Были у немцев противопехотные мины — мы их лягушками звали. Не заметишь проволочку, заденешь ее, мина хлопнет, как пробка из бутылки шампанского, подскочит вверх и разорвется на мелкие осколки.
Морозным ноябрьским утром поднялся я в хорошем настроении, побрился, хотя на подбородке росли всего три волоска в шахматном порядке, помылся и только начал завтракать, как слышу голос:
— Лейтенанта к командиру роты.
Захожу в штабную землянку, ротный говорит:
— Знакомься, лейтенант, это разведчики. Вечером проведешь через мины, саперы проходы сделают.
— Хорошо, — отвечаю.
Поговорили еще немного, забрал я ребят и повел к себе.
Целый день отдыхали, а чуть темнеть начало, появились саперы. Договорились с ними обо всем, и уползли они проходы делать. Всю ночь провозились. Надо было вначале свои мины убрать, затем нейтральную полосу проверить, а потом еще и перед немецкими траншеями поискать сюрпризы. В общем, только к утру управились. Разведчики снова завернулись в свои плащ-палатки и еще один день проспали. Мы потише старались себя вести, знали: ребятам, может, несколько суток спать не придется — в тыл к немцам идут.
Фашисты тоже не лыком шиты оказались, видимо, заметили днем работу саперов и ранним вечером снова понатыкали мин. А мы этого не увидели.

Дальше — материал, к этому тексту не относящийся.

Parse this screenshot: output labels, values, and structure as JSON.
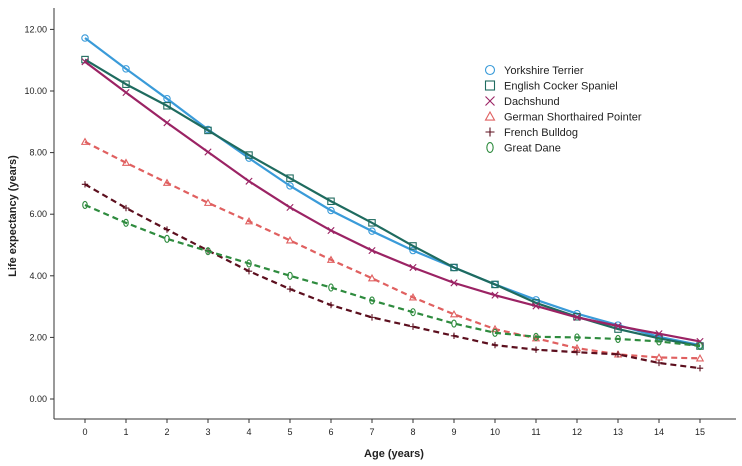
{
  "chart_data": {
    "type": "line",
    "title": "",
    "xlabel": "Age (years)",
    "ylabel": "Life expectancy (years)",
    "x": [
      0,
      1,
      2,
      3,
      4,
      5,
      6,
      7,
      8,
      9,
      10,
      11,
      12,
      13,
      14,
      15
    ],
    "x_tick_labels": [
      "0",
      "1",
      "2",
      "3",
      "4",
      "5",
      "6",
      "7",
      "8",
      "9",
      "10",
      "11",
      "12",
      "13",
      "14",
      "15"
    ],
    "xlim": [
      -0.6,
      15.6
    ],
    "ylim": [
      -0.6,
      12.7
    ],
    "y_ticks": [
      0,
      2,
      4,
      6,
      8,
      10,
      12
    ],
    "y_tick_labels": [
      "0.00",
      "2.00",
      "4.00",
      "6.00",
      "8.00",
      "10.00",
      "12.00"
    ],
    "grid": false,
    "legend_position": "top-right",
    "series": [
      {
        "name": "Yorkshire Terrier",
        "color": "#3a9bd9",
        "marker": "circle",
        "dashed": false,
        "values": [
          11.72,
          10.72,
          9.75,
          8.75,
          7.82,
          6.92,
          6.12,
          5.45,
          4.82,
          4.27,
          3.72,
          3.22,
          2.77,
          2.4,
          2.02,
          1.75
        ]
      },
      {
        "name": "English Cocker Spaniel",
        "color": "#1f6b5f",
        "marker": "square",
        "dashed": false,
        "values": [
          11.02,
          10.22,
          9.52,
          8.72,
          7.92,
          7.17,
          6.42,
          5.72,
          4.97,
          4.27,
          3.72,
          3.12,
          2.67,
          2.27,
          1.97,
          1.72
        ]
      },
      {
        "name": "Dachshund",
        "color": "#9b2364",
        "marker": "x",
        "dashed": false,
        "values": [
          10.95,
          9.95,
          8.97,
          8.02,
          7.07,
          6.22,
          5.47,
          4.82,
          4.27,
          3.77,
          3.37,
          3.02,
          2.65,
          2.37,
          2.12,
          1.87
        ]
      },
      {
        "name": "German Shorthaired Pointer",
        "color": "#e06060",
        "marker": "triangle",
        "dashed": true,
        "values": [
          8.35,
          7.67,
          7.02,
          6.37,
          5.77,
          5.15,
          4.52,
          3.92,
          3.3,
          2.75,
          2.27,
          1.97,
          1.65,
          1.45,
          1.35,
          1.32
        ]
      },
      {
        "name": "French Bulldog",
        "color": "#5c0f1e",
        "marker": "plus",
        "dashed": true,
        "values": [
          6.97,
          6.2,
          5.5,
          4.82,
          4.15,
          3.57,
          3.05,
          2.65,
          2.35,
          2.05,
          1.75,
          1.6,
          1.52,
          1.45,
          1.17,
          1.0
        ]
      },
      {
        "name": "Great Dane",
        "color": "#2e8b3e",
        "marker": "ring",
        "dashed": true,
        "values": [
          6.3,
          5.72,
          5.2,
          4.8,
          4.4,
          4.0,
          3.62,
          3.2,
          2.82,
          2.45,
          2.15,
          2.02,
          2.0,
          1.95,
          1.87,
          1.72
        ]
      }
    ]
  }
}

Собрались разведчики в кучку, попрыгали, меня попрыгать заставили — проверяли, не забренчит ли что, не выдаст ли. Потом двинулись. Я, как хозяин, впереди.
Ползем. Вот и наше минное поле позади, нейтралка, то есть ничья земля, кончается, до немецких траншей — рукой подать.
— Порядок, прошли, — прошептал я. — Дальше одни пойдете.
Только сказал так, слышу — хлопок, Таким громким он мне показался, что от неожиданности вскочил я на ноги. И тут словно кто-то меня доской по ногам шибанул. Упал, лежу и с перепугу боли не чувствую.
А немцы как услышали взрыв, так и залились стрельбой. Ракеты одну за другой пускают, пулеметы как собаки с цепи рвутся. Правда, нас не видят, стреляют по нашим траншеям, пули высоко над головами звенят. А у меня ноги вначале онемели, потом боль началась, все сильнее и сильнее. То же с рукой, и, чувствую, по лицу что-то горячее и липкое течет.
— Лейтенант, жив? — слышу голос одного из разведчиков.
— Жив.
— Тогда обратно пойдем, ничего нам здесь не отломится.
— Пойдем, — соглашаюсь и, как ребятишки в пруду, начинаю руками двигать, хочу по-пластунски ползти. Только ничего из этого не выходит. Руки-то двигаются, а ноги плетьми лежат. Вижу, разведчики обходить меня стали.
— Лейтенант, ты чего? — окликают.
— А черт его знает. Ноги не слушаются, — отвечаю.